La visione che abbiamo avuto noi è post-apocalittica. Port Talbot sembra non avere futuro per via della presenza massiccia dell’industria, anche perchè per il resto vive di piccole aziende locali. Bisogna dire che le persone che ci vivono vanno molto fiere del loro passato, e soprattutto tutte hanno da rendere conto a questo passato industriale. Molte persone lavorano ancora o hanno avuto familiari e parenti che hanno lavorato nelle acciaierie. Abbiamo avuto diverse occasioni di incontro con gli abitanti del paese, e a livello generale c’è una forte consapevolezza del proprio passato, ma essi stessi se devono parlare del futuro non vedono altro se non un grande punto interrogativo, sono in qualche modo spaventate perchè non sanno quello che potrebbe succedere.
Avete avuto modo di esporre questo lavoro durante una mostra. Come è stata la risposta da parte del pubblico?
Il pubblico sicuramente è stato più sorpreso dal rendersi conto che alcune problematiche sono effettivamente reali, e che si riflettono nella vita di tutti i giorni: la spiaggia di Port Talbot non è balneabile e sono frequenti le piogge di cenere. La terza problematica più rilevante sono i problemi alla respirazione che derivano dall’inquinamento dell’aria. Siamo partiti da qui, ma chiaramente speriamo di poter far conoscere la situazione a livello più ampio a lavoro ultimato.

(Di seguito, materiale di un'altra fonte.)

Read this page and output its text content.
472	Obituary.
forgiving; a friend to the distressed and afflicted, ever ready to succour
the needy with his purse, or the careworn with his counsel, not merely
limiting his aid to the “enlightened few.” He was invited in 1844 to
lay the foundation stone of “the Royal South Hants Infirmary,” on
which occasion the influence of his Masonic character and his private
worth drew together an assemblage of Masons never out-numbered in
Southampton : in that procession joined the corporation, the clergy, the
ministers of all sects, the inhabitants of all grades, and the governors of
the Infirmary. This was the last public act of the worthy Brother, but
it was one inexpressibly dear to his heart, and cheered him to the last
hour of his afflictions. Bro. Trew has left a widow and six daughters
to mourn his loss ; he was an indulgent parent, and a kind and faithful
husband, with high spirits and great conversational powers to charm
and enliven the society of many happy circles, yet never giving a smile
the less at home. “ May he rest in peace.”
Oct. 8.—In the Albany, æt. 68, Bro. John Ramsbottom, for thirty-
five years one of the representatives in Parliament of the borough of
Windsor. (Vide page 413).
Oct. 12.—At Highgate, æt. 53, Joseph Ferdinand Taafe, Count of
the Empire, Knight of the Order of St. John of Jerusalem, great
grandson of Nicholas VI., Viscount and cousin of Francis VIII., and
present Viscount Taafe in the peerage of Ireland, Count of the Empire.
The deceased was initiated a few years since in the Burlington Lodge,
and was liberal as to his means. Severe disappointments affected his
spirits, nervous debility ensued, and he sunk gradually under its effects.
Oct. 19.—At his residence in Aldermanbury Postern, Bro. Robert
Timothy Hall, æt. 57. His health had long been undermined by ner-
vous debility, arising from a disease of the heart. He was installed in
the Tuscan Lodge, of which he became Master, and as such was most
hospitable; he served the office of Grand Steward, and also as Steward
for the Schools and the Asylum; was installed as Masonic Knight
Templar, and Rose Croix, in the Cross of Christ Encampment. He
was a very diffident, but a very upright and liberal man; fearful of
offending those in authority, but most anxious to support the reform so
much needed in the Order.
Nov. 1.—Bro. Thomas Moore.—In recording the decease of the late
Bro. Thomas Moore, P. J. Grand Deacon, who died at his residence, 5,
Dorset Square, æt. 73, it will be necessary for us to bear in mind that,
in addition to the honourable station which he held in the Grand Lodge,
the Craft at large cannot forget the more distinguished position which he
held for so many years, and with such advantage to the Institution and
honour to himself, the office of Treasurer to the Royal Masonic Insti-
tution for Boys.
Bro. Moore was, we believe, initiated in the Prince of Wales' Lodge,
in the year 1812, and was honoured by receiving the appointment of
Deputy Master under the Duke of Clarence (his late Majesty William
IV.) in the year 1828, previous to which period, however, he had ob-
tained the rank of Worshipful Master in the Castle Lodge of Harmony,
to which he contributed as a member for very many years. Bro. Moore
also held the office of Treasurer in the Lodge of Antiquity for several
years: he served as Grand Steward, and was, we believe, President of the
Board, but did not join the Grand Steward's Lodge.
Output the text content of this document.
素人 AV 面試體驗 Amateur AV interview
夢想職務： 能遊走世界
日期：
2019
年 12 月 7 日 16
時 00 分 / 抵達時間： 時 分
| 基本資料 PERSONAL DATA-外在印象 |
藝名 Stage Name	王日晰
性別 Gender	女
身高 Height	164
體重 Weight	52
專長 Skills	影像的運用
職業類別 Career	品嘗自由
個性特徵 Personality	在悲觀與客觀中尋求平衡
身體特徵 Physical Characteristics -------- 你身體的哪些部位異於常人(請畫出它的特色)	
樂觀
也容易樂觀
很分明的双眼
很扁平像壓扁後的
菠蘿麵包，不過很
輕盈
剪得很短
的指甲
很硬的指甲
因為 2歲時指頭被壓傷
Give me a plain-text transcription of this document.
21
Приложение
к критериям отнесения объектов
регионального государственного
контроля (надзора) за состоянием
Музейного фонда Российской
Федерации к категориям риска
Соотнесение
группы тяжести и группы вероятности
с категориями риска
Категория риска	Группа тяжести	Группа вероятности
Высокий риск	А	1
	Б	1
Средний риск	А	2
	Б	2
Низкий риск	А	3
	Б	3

C’è una foto che mi ha colpito, quella della persona vestita di arancione. C’è un motivo per cui l’avete ritratto?
Lui è una persona singolare, si chiama Captain Beany, è una sorta di eroe nazionale. A Port Talbot è sicuramente una celebrità. Ha 65 anni e da oltre trent’anni si alza e si veste d’arancione, è un personaggio che usa la sua immagine per campagne benefiche. Sulla sua testa si è fatto tatuare 65 fagioli con all’interno dei nomi — era per una raccolta fondi dove ognuno ha pagato 60 pound. Vive all’interno della sua abitazione che ha trasformato in una casa-museo in cui tutto è arancione.
Ma perchè i fagioli?
A ventotto anni battè il record di più ore passate all’interno di una vasca di fagioli, una sfida folkloristica. Rimase cento ore dentro questa vasca battendo il record mondiale. Da quel momento qualcuno gli suggerì di continuare su questa strada diventando poi una sorta di ambassador. Su Trip Advisor tieni presente che è praticamente la prima se non l’unica attrazione di Port Talbot. Tutti lo conoscono.
Alecio Ferrari, nato e cresciuto a Milano, trapiantato in Regno Unito. Laureato in Graphic Design (BA Hons) presso Falmouth University, la sua esperienza fotografica affonda le sue radici nella fotografia di moda, per poi spostarsi verso il documentario concettuale, che si porta dietro una forte ricerca estetizzante. Fortemente interessato nella produzione editoriale, sta lavorando alla creazione di un editor indipendente, True Pages, dedito alla pubblicazione e promozione di contenuti stampati fotografici — Libri, fanzine, pubblicazioni. Al momento sta lavorando su un progetto a lungo termine di 4 tappe sulle realtà post-industriali britanniche. Port Talbot è la prima fase. La sua prima mostra personale sul progetto reportagistico “A passage to India” è stata realizzata nel 2015.
Alex Fleming è un fotografo e filmmaker nato ad Oslo, Norvegia. La narrazione è sempre stata una parte incredibilmente importante del suo lavoro, e Port Talbot ne è un esempio. Il suo background fotografico contiene tratti che spaziano spazia dalla ritrattistica, al travel e al fotogiornalismo. Alex dice: “Le mie più grandi fonti di ispirazione sono Alec Soth e Gregory Halpern. I lavori di entrambi sono differenti nel risultato ma condividono una portata ed un significato di valore del soggetto-materia scelto evidente attraverso le loro serie di immagini. Alex ha appena completato la sua laurea (BA Hons) in Fotogiornalismo ed Editoria presso Falmouth University.